The primal and dual simplex algorithms implement a two-phase simplex algorithm. Phase I finds a feasible solution, which phase II improves to an optimal solution.
When LOGFREQ= 1, the following information is printed in the iteration log:
indicates which simplex method is running by printing the letter P (primal) or D (dual).
indicates whether the algorithm is in phase I or phase II of the simplex method.
indicates the iteration number.
indicates the current amount of infeasibility in phase I and the primal objective value of the current solution in phase II.
indicates the time elapsed (in seconds).
indicates the entering pivot variable. A slack variable that enters the basis is indicated by the corresponding row name followed by "(S)". If the entering nonbasic variable has distinct and finite lower and upper bounds, then a "bound swap" can take place in the primal simplex method.
indicates the leaving pivot variable. A slack variable that leaves the basis is indicated by the corresponding row name followed by "(S)". The leaving variable is the same as the entering variable if a bound swap has taken place.
When you omit the LOGFREQ= option or specify a value larger than 1, only the algorithm, phase, iteration, objective value, and time information is printed in the iteration log.

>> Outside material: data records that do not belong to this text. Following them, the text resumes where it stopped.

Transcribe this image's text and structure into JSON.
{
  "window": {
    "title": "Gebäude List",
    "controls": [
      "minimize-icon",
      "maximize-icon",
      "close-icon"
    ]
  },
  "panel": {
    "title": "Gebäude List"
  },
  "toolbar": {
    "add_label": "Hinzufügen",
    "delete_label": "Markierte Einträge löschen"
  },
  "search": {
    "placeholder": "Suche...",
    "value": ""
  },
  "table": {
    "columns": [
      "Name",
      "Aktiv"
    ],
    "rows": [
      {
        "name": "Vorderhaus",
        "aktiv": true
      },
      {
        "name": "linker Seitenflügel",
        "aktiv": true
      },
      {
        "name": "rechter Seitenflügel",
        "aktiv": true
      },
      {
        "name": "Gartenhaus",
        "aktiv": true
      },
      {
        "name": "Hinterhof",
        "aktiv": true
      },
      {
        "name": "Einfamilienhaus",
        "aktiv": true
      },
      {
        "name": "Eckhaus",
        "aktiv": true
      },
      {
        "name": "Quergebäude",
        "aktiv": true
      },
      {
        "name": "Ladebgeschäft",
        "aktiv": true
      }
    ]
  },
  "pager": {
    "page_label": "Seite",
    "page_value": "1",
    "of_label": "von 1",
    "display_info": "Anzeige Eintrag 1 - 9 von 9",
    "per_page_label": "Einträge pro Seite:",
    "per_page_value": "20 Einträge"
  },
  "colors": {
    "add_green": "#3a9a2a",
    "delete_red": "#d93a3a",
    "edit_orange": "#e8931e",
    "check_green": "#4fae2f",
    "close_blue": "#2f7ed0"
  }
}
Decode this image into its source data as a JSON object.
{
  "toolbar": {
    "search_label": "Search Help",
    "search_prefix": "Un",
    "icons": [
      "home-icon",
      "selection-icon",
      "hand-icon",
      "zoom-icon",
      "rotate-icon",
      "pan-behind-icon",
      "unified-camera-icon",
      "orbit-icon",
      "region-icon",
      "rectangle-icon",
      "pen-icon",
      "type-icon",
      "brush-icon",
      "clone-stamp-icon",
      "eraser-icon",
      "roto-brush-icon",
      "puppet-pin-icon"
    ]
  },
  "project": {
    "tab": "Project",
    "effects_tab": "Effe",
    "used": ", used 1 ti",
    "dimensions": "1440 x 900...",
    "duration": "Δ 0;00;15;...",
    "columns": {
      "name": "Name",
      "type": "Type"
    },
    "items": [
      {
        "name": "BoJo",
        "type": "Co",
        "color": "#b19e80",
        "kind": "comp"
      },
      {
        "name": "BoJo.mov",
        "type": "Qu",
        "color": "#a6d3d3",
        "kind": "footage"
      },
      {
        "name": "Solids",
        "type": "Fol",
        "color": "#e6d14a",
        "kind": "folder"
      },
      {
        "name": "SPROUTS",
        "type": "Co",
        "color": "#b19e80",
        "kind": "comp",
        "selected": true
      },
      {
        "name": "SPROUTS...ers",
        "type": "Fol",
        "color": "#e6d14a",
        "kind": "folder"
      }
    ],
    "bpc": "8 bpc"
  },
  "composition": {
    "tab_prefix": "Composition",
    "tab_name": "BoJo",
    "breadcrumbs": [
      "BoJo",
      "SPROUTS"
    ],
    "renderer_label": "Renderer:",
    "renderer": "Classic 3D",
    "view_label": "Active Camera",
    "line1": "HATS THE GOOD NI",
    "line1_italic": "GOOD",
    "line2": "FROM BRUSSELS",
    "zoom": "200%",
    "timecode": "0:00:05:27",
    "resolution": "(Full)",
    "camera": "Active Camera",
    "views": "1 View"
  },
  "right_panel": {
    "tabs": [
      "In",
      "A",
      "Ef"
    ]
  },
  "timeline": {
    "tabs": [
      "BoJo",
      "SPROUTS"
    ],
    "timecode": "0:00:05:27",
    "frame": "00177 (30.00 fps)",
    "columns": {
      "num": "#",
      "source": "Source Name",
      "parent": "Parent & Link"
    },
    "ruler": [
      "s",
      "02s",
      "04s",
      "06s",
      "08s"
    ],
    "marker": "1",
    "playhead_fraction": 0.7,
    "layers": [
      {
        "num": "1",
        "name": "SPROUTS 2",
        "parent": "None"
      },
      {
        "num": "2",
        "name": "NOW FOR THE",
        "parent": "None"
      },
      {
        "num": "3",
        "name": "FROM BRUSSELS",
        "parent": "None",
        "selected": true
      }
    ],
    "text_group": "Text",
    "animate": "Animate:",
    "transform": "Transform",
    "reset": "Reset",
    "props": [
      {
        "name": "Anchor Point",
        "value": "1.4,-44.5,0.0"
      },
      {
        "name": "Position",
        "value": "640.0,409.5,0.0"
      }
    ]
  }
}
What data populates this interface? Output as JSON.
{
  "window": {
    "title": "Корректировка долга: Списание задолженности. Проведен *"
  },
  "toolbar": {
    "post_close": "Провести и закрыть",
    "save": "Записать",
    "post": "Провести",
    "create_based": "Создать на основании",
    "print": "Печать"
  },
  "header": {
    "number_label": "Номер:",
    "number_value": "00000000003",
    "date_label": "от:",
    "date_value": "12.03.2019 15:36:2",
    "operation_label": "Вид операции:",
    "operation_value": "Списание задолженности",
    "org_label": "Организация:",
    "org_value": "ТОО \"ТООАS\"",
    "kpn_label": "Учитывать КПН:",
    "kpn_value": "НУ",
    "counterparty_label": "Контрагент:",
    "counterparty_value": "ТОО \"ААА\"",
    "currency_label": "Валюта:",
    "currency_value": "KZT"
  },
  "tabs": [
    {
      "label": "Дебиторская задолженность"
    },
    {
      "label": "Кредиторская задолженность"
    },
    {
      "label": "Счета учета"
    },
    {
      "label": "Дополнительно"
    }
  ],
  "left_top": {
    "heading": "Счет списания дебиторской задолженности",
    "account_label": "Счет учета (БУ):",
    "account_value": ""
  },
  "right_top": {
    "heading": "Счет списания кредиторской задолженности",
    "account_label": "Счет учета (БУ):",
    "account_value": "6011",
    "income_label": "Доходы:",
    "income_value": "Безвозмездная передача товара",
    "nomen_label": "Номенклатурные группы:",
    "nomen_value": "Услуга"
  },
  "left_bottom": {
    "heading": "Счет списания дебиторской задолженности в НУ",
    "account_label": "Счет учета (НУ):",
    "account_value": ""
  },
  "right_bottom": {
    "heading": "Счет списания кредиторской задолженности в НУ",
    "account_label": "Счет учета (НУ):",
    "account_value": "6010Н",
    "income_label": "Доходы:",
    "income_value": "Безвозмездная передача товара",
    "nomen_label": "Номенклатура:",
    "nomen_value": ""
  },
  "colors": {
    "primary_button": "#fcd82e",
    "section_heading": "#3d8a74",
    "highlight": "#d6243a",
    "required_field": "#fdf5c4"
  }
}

The behavior of objective values in the iteration log depends on both the current phase and the chosen algorithm. In phase I, both simplex methods have artificial objective values that decrease to 0 when a feasible solution is found. For the dual simplex method, phase II maintains a dual feasible solution, so a minimization problem has increasing objective values in the iteration log. For the primal simplex method, phase II maintains a primal feasible solution, so a minimization problem has decreasing objective values in the iteration log.
During the solution process, some elements of the LP model might be perturbed to improve performance. In this case the objective values that are printed correspond to the perturbed problem. After reaching optimality for the perturbed problem, the LP solver solves the original problem by switching from the primal simplex method to the dual simplex method (or from the dual simplex method to the primal simplex method). Because the problem might be perturbed again, this process can result in several changes between the two algorithms.